Por alguns segundos, um discreto clarão de raios X vindo de uma galáxia distante denunciou que algo extraordinário estava acontecendo. Uma estrela extremamente massiva havia chegado ao fim da vida e começava uma das explosões mais violentas do Universo.

O sinal foi detectado em 21 de março de 2026 pelo telescópio espacial chinês Einstein Probe. A partir daquele momento, observatórios espalhados pelo espaço e pela Terra começaram uma corrida para acompanhar o fenômeno antes que os primeiros sinais desaparecessem.

O resultado foi uma oportunidade rara: astrônomos conseguiram observar praticamente toda a evolução inicial da morte de uma estrela gigantesca, desde o momento em que a onda de choque atravessou suas camadas externas até o desenvolvimento da supernova que recebeu o nome de SN 2026gzf.

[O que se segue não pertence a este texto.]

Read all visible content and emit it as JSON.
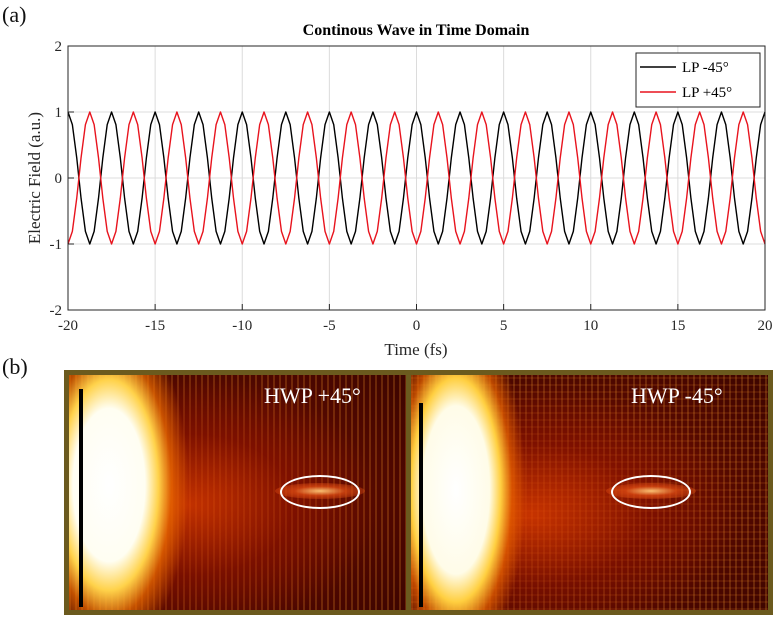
{
  "panels": {
    "a_label": "(a)",
    "b_label": "(b)"
  },
  "chart_data": {
    "type": "line",
    "title": "Continous Wave in Time Domain",
    "xlabel": "Time (fs)",
    "ylabel": "Electric Field (a.u.)",
    "xlim": [
      -20,
      20
    ],
    "ylim": [
      -2,
      2
    ],
    "xticks": [
      -20,
      -15,
      -10,
      -5,
      0,
      5,
      10,
      15,
      20
    ],
    "yticks": [
      -2,
      -1,
      0,
      1,
      2
    ],
    "grid": true,
    "legend_position": "top-right",
    "series": [
      {
        "name": "LP -45°",
        "color": "#000000",
        "function": "cos",
        "amplitude": 1,
        "period_fs": 2.5,
        "phase": "0",
        "sample_step_fs": 0.25
      },
      {
        "name": "LP +45°",
        "color": "#e8141e",
        "function": "cos",
        "amplitude": 1,
        "period_fs": 2.5,
        "phase": "pi",
        "sample_step_fs": 0.25
      }
    ]
  },
  "images": {
    "left": {
      "label": "HWP +45°"
    },
    "right": {
      "label": "HWP -45°"
    },
    "border_color": "#6b5a1e",
    "circle_color": "#ffffff"
  }
}
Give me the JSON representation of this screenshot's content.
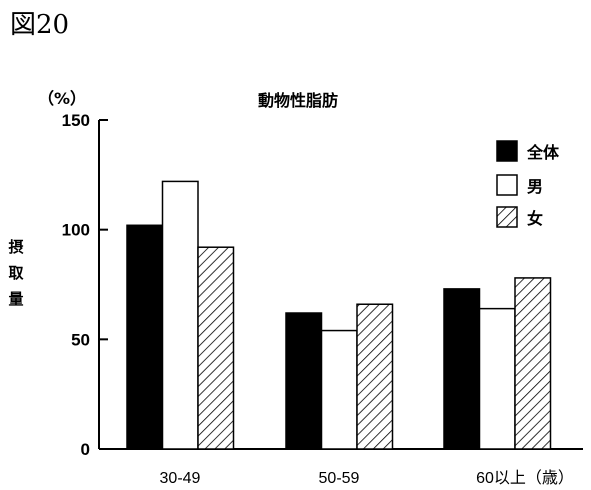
{
  "figure_label": "図20",
  "chart_data": {
    "type": "bar",
    "title": "動物性脂肪",
    "unit_label": "（%）",
    "ylabel": "摂取量",
    "ylim": [
      0,
      150
    ],
    "yticks": [
      "0",
      "50",
      "100",
      "150"
    ],
    "categories": [
      "30-49",
      "50-59",
      "60以上（歳）"
    ],
    "series": [
      {
        "name": "全体",
        "values": [
          102,
          62,
          73
        ]
      },
      {
        "name": "男",
        "values": [
          122,
          54,
          64
        ]
      },
      {
        "name": "女",
        "values": [
          92,
          66,
          78
        ]
      }
    ],
    "legend_position": "top-right",
    "grid": false
  },
  "colors": {
    "all": "#000000",
    "male": "#ffffff",
    "female": "hatch"
  }
}
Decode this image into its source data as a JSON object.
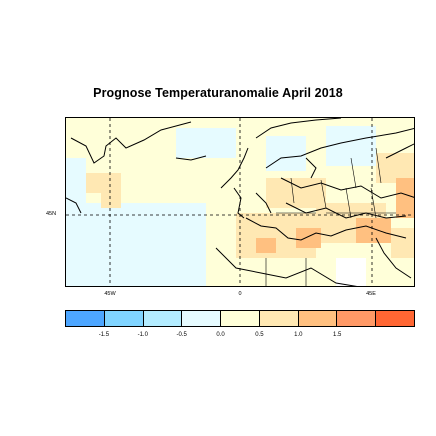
{
  "title": "Prognose Temperaturanomalie April 2018",
  "map": {
    "lon_labels": [
      "45W",
      "0",
      "45E"
    ],
    "lat_labels": [
      "45N"
    ],
    "grid_style": "dashed"
  },
  "legend": {
    "colors": [
      "#4da6ff",
      "#80d4ff",
      "#b3ecff",
      "#e6fbff",
      "#ffffd9",
      "#ffe8b3",
      "#ffc080",
      "#ff9966",
      "#ff6633"
    ],
    "tick_labels": [
      "-1.5",
      "-1.0",
      "-0.5",
      "0.0",
      "0.5",
      "1.0",
      "1.5"
    ]
  }
}
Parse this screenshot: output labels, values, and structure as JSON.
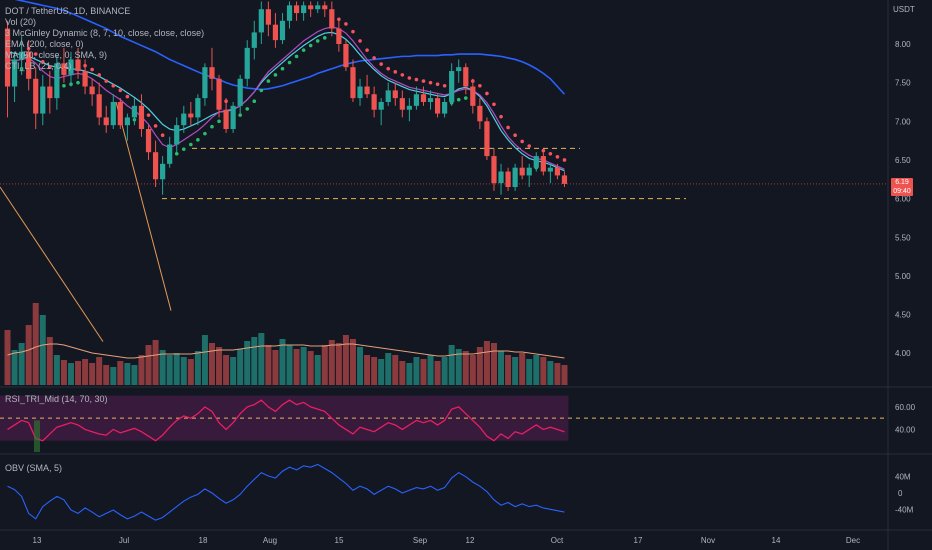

A estrela estava a cerca de 500 milhões de anos-luz da Terra e pertencia a uma classe rara conhecida como Wolf-Rayet. Antes da explosão, ela já havia perdido grande parte de suas camadas externas de hidrogênio e hélio.

O evento surpreendeu os pesquisadores por outro motivo.

A explosão apresentava características normalmente associadas a supernovas capazes de produzir poderosos jatos relativísticos e explosões de raios gama. Desta vez, porém, nenhum desses fenômenos foi detectado.

A descoberta indica que estrelas extremamente massivas podem morrer de maneiras mais variadas do que os modelos tradicionais sugeriam.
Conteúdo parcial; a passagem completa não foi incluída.